Powerlifting is a unique sport that focuses on increasing strength and maximizing performance in three primary lifts: the squat, bench press, and deadlift. As you progress in powerlifting, you may encounter plateaus, where your progress seems to stagnate. However, with the right techniques and strategies, you can effectively break through plateaus and continue making gains. In this article, we will explore some advanced powerlifting techniques that can help you overcome plateaus and reach new personal records.

1. Progressive Overload

Progressive overload is a fundamental principle in strength training that involves gradually increasing the demands placed on your muscles over time. To break through a plateau, you need to consistently challenge your body with heavier weights or higher intensity.

One effective technique to incorporate progressive overload is to use the 5/3/1 method. This method involves gradually increasing the weight each week for the main lifts. It utilizes a periodized approach, allowing for both volume and intensity phases, which can help shock your muscles and stimulate new growth.

Another way to apply progressive overload is through microloading. Microloading involves using smaller weight increments, such as fractional plates, to gradually increase the load. This technique is especially beneficial when you reach a point where adding the regular weight increments becomes too challenging.

2. Variation and Assistance Exercises

Adding variation to your training routine can prevent boredom, challenge your muscles in new ways, and help you overcome plateaus. Some effective variations include using different grip widths, stances, or barbell specialty bars.

Incorporating assistance exercises that target specific weak points in the squat, bench press, or deadlift can also contribute to breaking through plateaus. For example, if you struggle with locking out in the bench press, incorporating tricep-dominant exercises like close-grip bench press or dips can help strengthen the triceps and improve your lockout.

3. Deload Weeks

Deload weeks are often overlooked but can be key in helping you break through plateaus. Over time, training heavy and pushing your limits can accumulate fatigue, hinder recovery, and stall progress. Deloading involves reducing the training volume, intensity, or both for a short period, giving your body the opportunity to recover adequately.

During a deload week, you can focus on perfecting your technique, performing light accessory exercises, and engaging in active recovery methods such as mobility work or foam rolling.
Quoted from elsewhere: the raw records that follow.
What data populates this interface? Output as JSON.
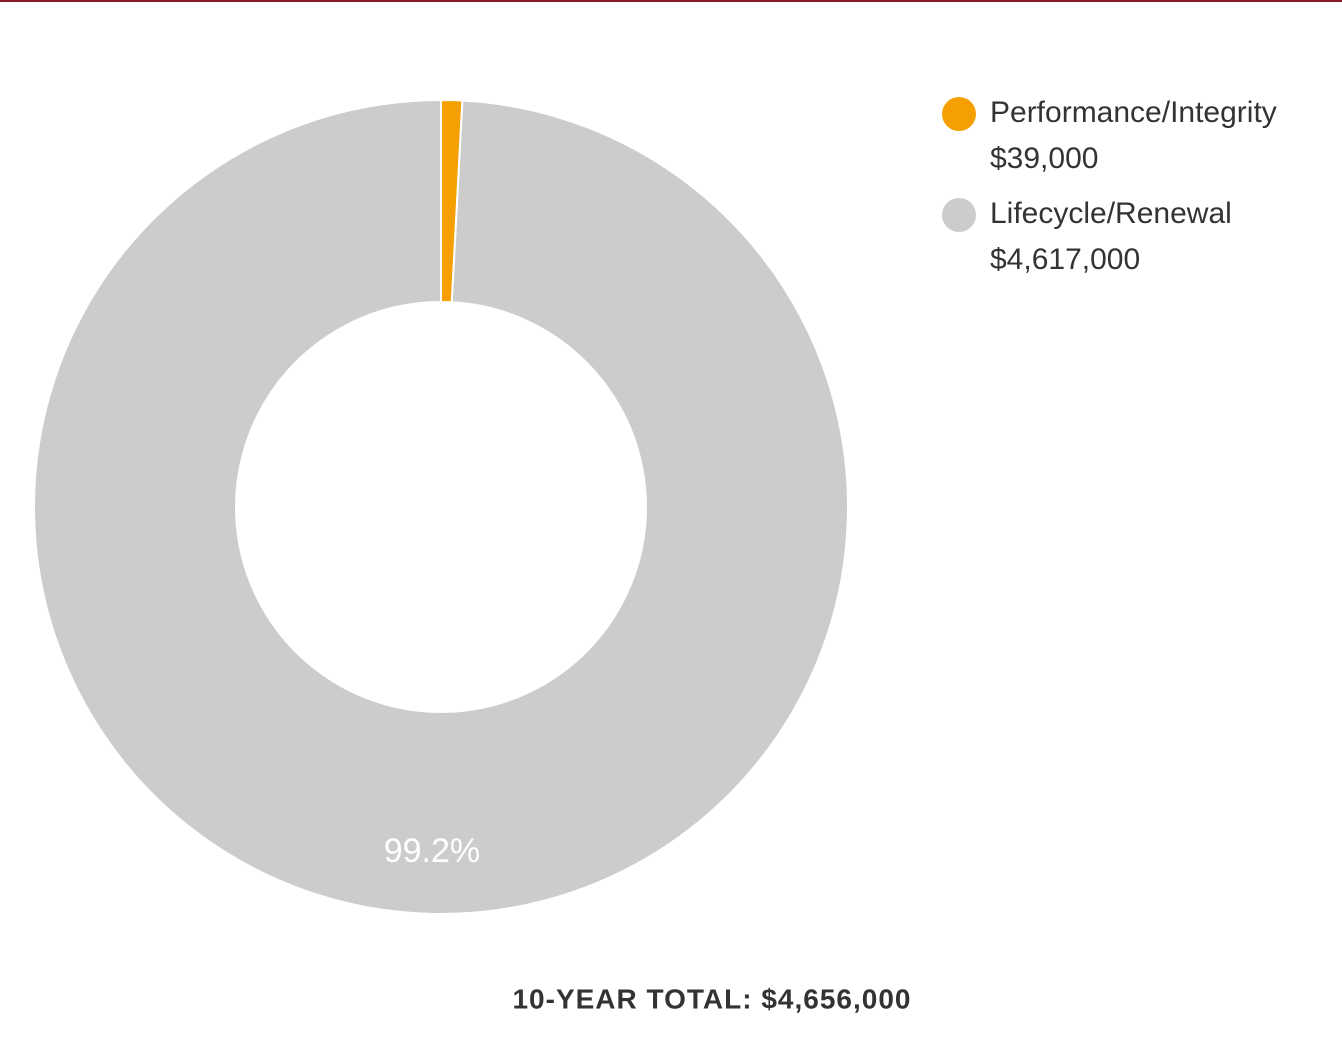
{
  "chart_data": {
    "type": "donut",
    "categories": [
      "Performance/Integrity",
      "Lifecycle/Renewal"
    ],
    "values": [
      39000,
      4617000
    ],
    "value_labels": [
      "$39,000",
      "$4,617,000"
    ],
    "percent_labels": [
      null,
      "99.2%"
    ],
    "colors": [
      "#f5a000",
      "#cccccc"
    ],
    "total_label": "10-YEAR TOTAL: $4,656,000"
  }
}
Deloading allows your muscles, connective tissues, and central nervous system to recuperate, leading to improved performance when you return to regular training.

4. Mind-Muscle Connection

The mind-muscle connection refers to the ability to consciously engage and contract specific muscles during an exercise. Developing a strong mind-muscle connection can translate into improved performance and prevent compensatory movements that can limit progress.

To enhance the mind-muscle connection, focus on proper form, perform exercises with intent, and use techniques such as continuous tension or isometric holds. Visualizing the target muscles working throughout the lift can also help reinforce the mind-muscle connection and optimize muscle activation.

5. Periodization

Periodization is a training approach that involves systematic planning and organization of workouts over a set period. It allows for strategic variation in volume, intensity, and exercise selection to optimize progress and prevent plateaus.

Applying periodization techniques like linear periodization, undulating periodization, or conjugate method can help you consistently make gains while avoiding plateaus. These approaches involve specific phases, such as hypertrophy, strength, or peaking, each targeting different aspects of strength development.


Breaking through plateaus in powerlifting requires dedication, persistence, and a strategic approach to training. By implementing advanced powerlifting techniques like progressive overload, variation and assistance exercises, deload weeks, mind-muscle connection, and periodization, you can overcome plateaus and continue progressing towards new personal records. Remember, consistency and proper technique are key, so listen to your body, adjust your training accordingly, and push yourself to new heights.